The problem of collective meaning and purpose is both urgent and immediate because, if for no other reason, it determines the environmental ethic. Few will doubt that humankind has created a planet-sized problem for itself.

He goes on to evoke all the familiar environmental dangers we face, citing among others overpopulation leading to starvation, degradation of the water supply, etc. He is particularly alarmed at the increasing rate of extinction of other species, and of the specter of a world in which biodiversity is a thing of the past. If Wilson is really worried about the environment, why is he such a promoter of globalism and open borders? Think of it. Large portions of the globe in Europe and North America were occupied by peoples with a low birthrate, ensuring gradually sinking populations and a consequent decrease in environmental degradation and the possibility of restoring some level of biological diversity. Instead, in keeping with what Wilson suggested they “ought” to do, they threw open their borders and allowed a massive influx from regions with rapidly increasing populations, thereby rapidly accelerating environmental degradation.

Beyond that, Wilson’s globalist “ought” is a good example of how moral emotions can “malfunction,” outside of the environmental context in which they evolved. His big brain combined with modern means of transportation and communication have enabled him to imagine the existence of a global “tribe.” His moral emotions then suggest to him that no artificial borders “ought” to limit or restrain this “tribe.” The result is a classic morality inversion. From a genetic point of view, the evolved behavioral traits that promoted the survival of small, territorially isolated tribes eons ago now accomplish precisely the opposite when blindly applied to a global “tribe” of over seven billion people.
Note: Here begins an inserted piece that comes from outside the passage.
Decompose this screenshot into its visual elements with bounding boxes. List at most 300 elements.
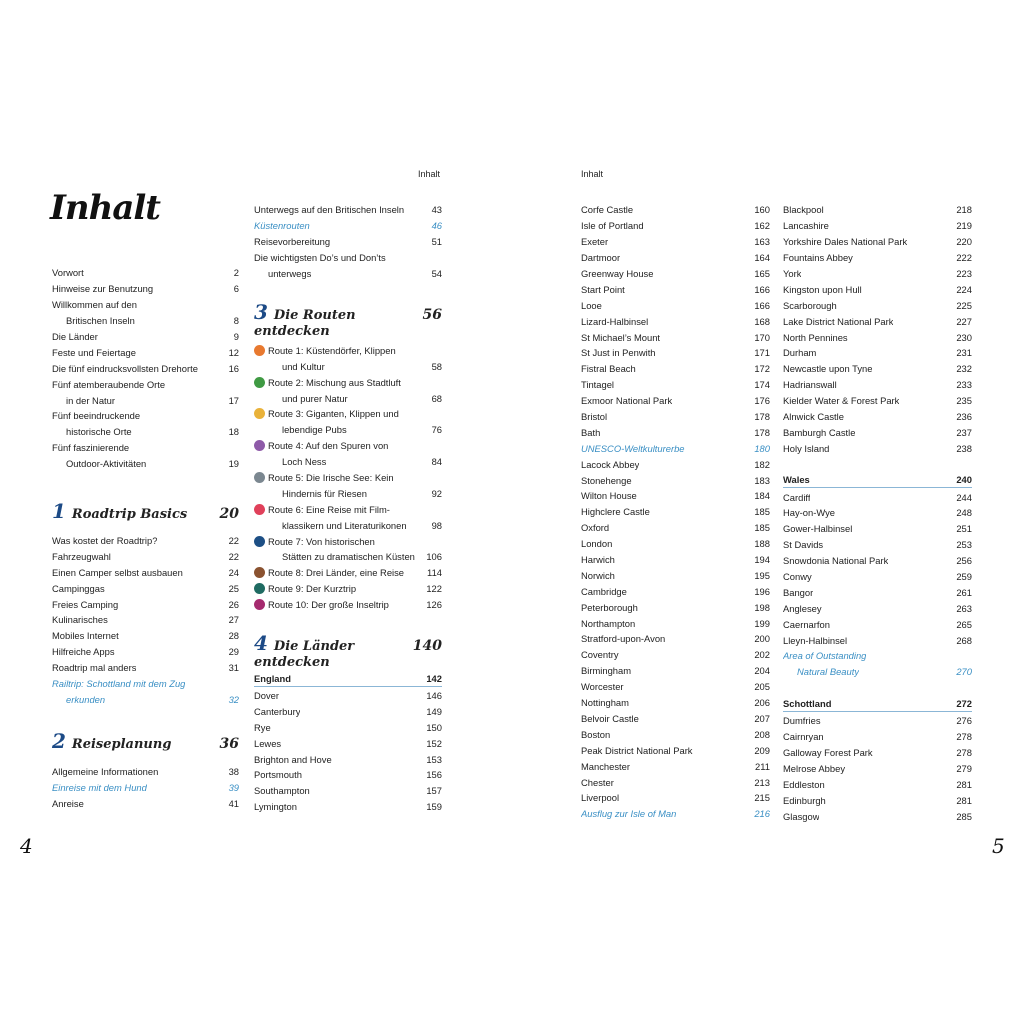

I don’t mean to pick on Wilson. From my personal point of view he represents the best and the brightest of modern academics. I merely point out that, like the rest of his tribe, and the rest of mankind in general, for that matter, he imagines that he “ought” to promote “human flourishing,” or he “ought” to promote “moral progress,” or he “ought” to promote a “just society.” In the process, he never stops to consider that, absent the motivating power of innate predispositions, it would never occur to him that he “ought” to do anything. In all likelihood those predispositions are similar to those that motivated our human and pre-human ancestors hundreds of thousands and probably millions of years ago. They are the only reason that we imagine that we “ought” to do anything at all. They evolved by natural selection, not because they promoted “human flourishing,” or “moral progress,” but because they happened to increase the odds that the genes responsible for their existence would survive. Under the circumstances it seems at least reasonable to consider whether the things we imagine we “ought” to do will accomplish the same things today.
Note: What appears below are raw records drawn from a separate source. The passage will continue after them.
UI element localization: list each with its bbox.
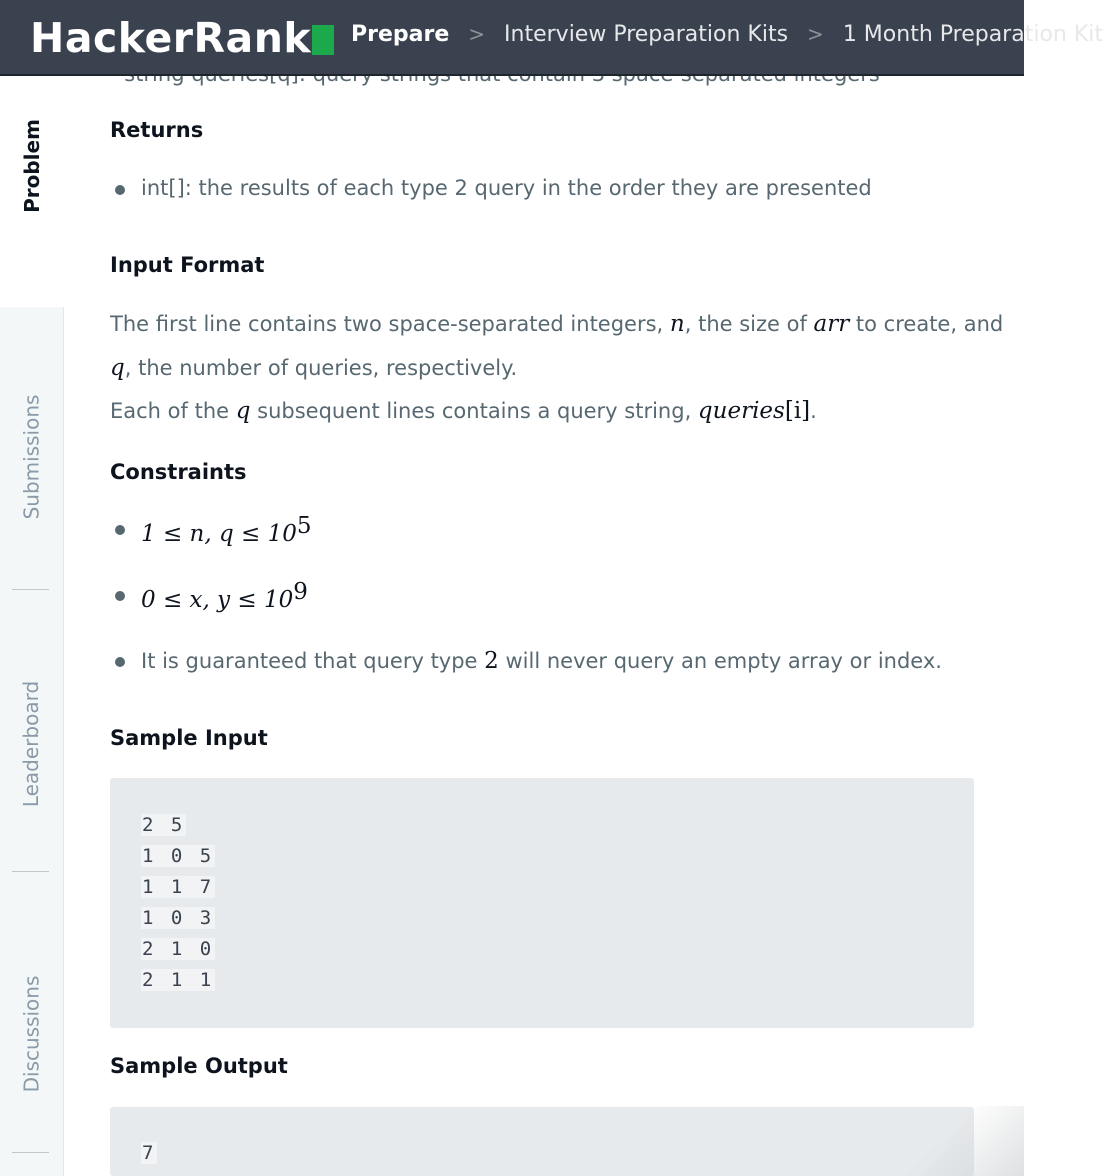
math-queries: queries <box>697 398 785 424</box>
tab-divider <box>12 871 49 872</box>
constraint-1 <box>141 513 312 547</box>
logo-green-block <box>312 25 334 55</box>
math-q: q <box>110 355 125 381</box>
sample-input-line: 2 1 0 <box>142 938 215 960</box>
sample-input-line: 1 1 7 <box>142 876 215 898</box>
returns-item: int[]: the results of each type 2 query in the order they are presented <box>141 176 872 200</box>
math-q: q <box>235 398 251 424</box>
input-text: . <box>810 399 817 423</box>
input-format-line-3 <box>110 398 817 424</box>
tab-problem[interactable] <box>0 74 63 257</box>
side-tabs <box>0 74 63 1176</box>
input-text: , the size of <box>684 312 814 336</box>
corner-shadow <box>884 1106 1024 1176</box>
chevron-right-icon: > <box>807 22 824 46</box>
constraints-heading: Constraints <box>110 460 247 484</box>
sample-input-line: 1 0 5 <box>142 845 215 867</box>
input-text: Each of the <box>110 399 236 423</box>
breadcrumb-prepare[interactable]: Prepare <box>351 22 450 47</box>
tab-discussions[interactable] <box>0 934 63 1134</box>
tab-leaderboard[interactable] <box>0 644 63 844</box>
constraint-3 <box>141 648 942 674</box>
sample-input-heading: Sample Input <box>110 726 268 750</box>
sample-output-heading: Sample Output <box>110 1054 288 1078</box>
sample-input-box <box>110 778 974 1028</box>
top-navigation-bar <box>0 0 1103 76</box>
math-two: 2 <box>484 648 499 674</box>
constraint-3-text: It is guaranteed that query type <box>141 649 485 673</box>
constraint-2 <box>141 579 308 613</box>
hackerrank-logo[interactable] <box>30 14 334 62</box>
tab-discussions-label: Discussions <box>19 975 44 1093</box>
chevron-right-icon: > <box>468 22 486 46</box>
tab-leaderboard-label: Leaderboard <box>19 680 44 808</box>
sample-output-box <box>110 1107 974 1176</box>
tab-problem-label: Problem <box>19 118 44 213</box>
math-n: n <box>669 311 685 337</box>
constraint-1-exponent: 5 <box>296 513 312 539</box>
input-text: , the number of queries, respectively. <box>124 356 518 380</box>
constraint-2-text: 0 ≤ x, y ≤ 10 <box>141 587 294 613</box>
tab-submissions-label: Submissions <box>19 394 44 520</box>
sample-input-line: 1 0 3 <box>142 907 215 929</box>
input-format-heading: Input Format <box>110 253 265 277</box>
input-text: to create, and <box>849 312 1004 336</box>
sample-input-line: 2 1 1 <box>142 969 215 991</box>
bullet <box>115 525 125 535</box>
tab-divider <box>12 1152 49 1153</box>
bullet <box>115 657 125 667</box>
breadcrumb-interview-kits[interactable]: Interview Preparation Kits <box>504 22 789 47</box>
logo-text: HackerRank <box>30 14 312 62</box>
input-format-line-2 <box>110 355 517 381</box>
breadcrumb <box>351 22 1103 47</box>
tab-submissions[interactable] <box>0 357 63 557</box>
returns-heading: Returns <box>110 118 204 142</box>
tab-divider <box>12 589 49 590</box>
constraint-3-text: will never query an empty array or index. <box>498 649 942 673</box>
input-text: subsequent lines contains a query string, <box>250 399 698 423</box>
bullet <box>115 591 125 601</box>
input-format-line-1 <box>110 311 1003 337</box>
constraint-1-text: 1 ≤ n, q ≤ 10 <box>141 521 297 547</box>
breadcrumb-month-kit[interactable]: 1 Month Preparation Kit <box>842 22 1103 47</box>
math-index: [i] <box>784 398 811 424</box>
bullet <box>115 185 125 195</box>
math-arr: arr <box>813 311 850 337</box>
constraint-2-exponent: 9 <box>293 579 308 605</box>
sample-output-line: 7 <box>142 1142 157 1164</box>
sample-input-line: 2 5 <box>142 814 186 836</box>
input-text: The first line contains two space-separated integers, <box>110 312 670 336</box>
There is no reason that anyone “ought not” to devote their lives to “human flourishing,” or that they “ought not” to fight for what they imagine is “moral progress.” I merely suggest that, before blindly pursuing those goals, they consider whether they make any sense at all given the fundamental reasons that we imagine we “ought” to do some things, and “ought not” to do others.
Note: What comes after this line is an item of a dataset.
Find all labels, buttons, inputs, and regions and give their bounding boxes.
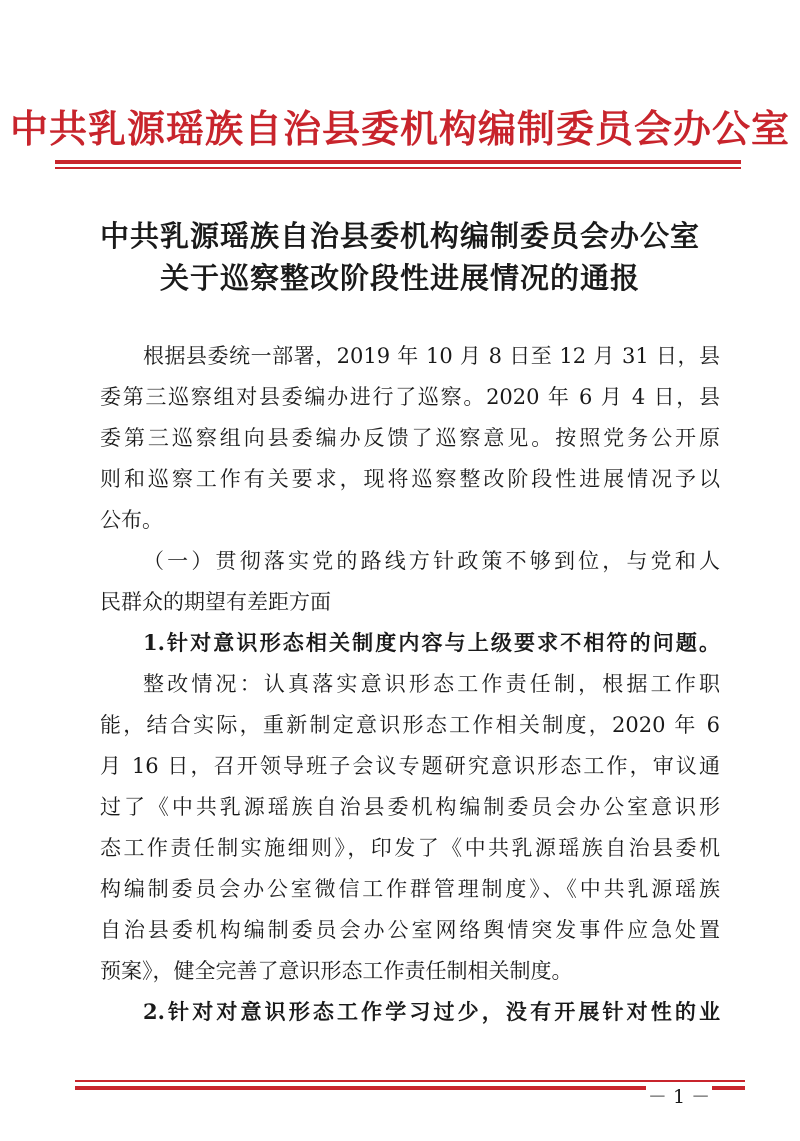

Meanwhile, as a system that seems to have served us well for more than two centuries appears to be collapsing around our ears, we hear suggestions on all sides that we need a revolution, or that we need to demolish the system and replace it with a new one, or that we must have a civil war to destroy those who disagree with us. It can be safely assumed that the people offering these suggestions are at least as clueless as Wilson when it comes to understanding the “root causes” that motivate their behavior. Before we join them in fighting for, and perhaps sacrificing ourselves for, the noble goals they dangle so invitingly in front of our noses, it may behoove us to consider our own goals in life in light of an accurate understanding of the fundamental factors that motivate us to have any goals at all. It may turn out that fighting for “noble causes” is not really the most effective way to achieve those goals after all.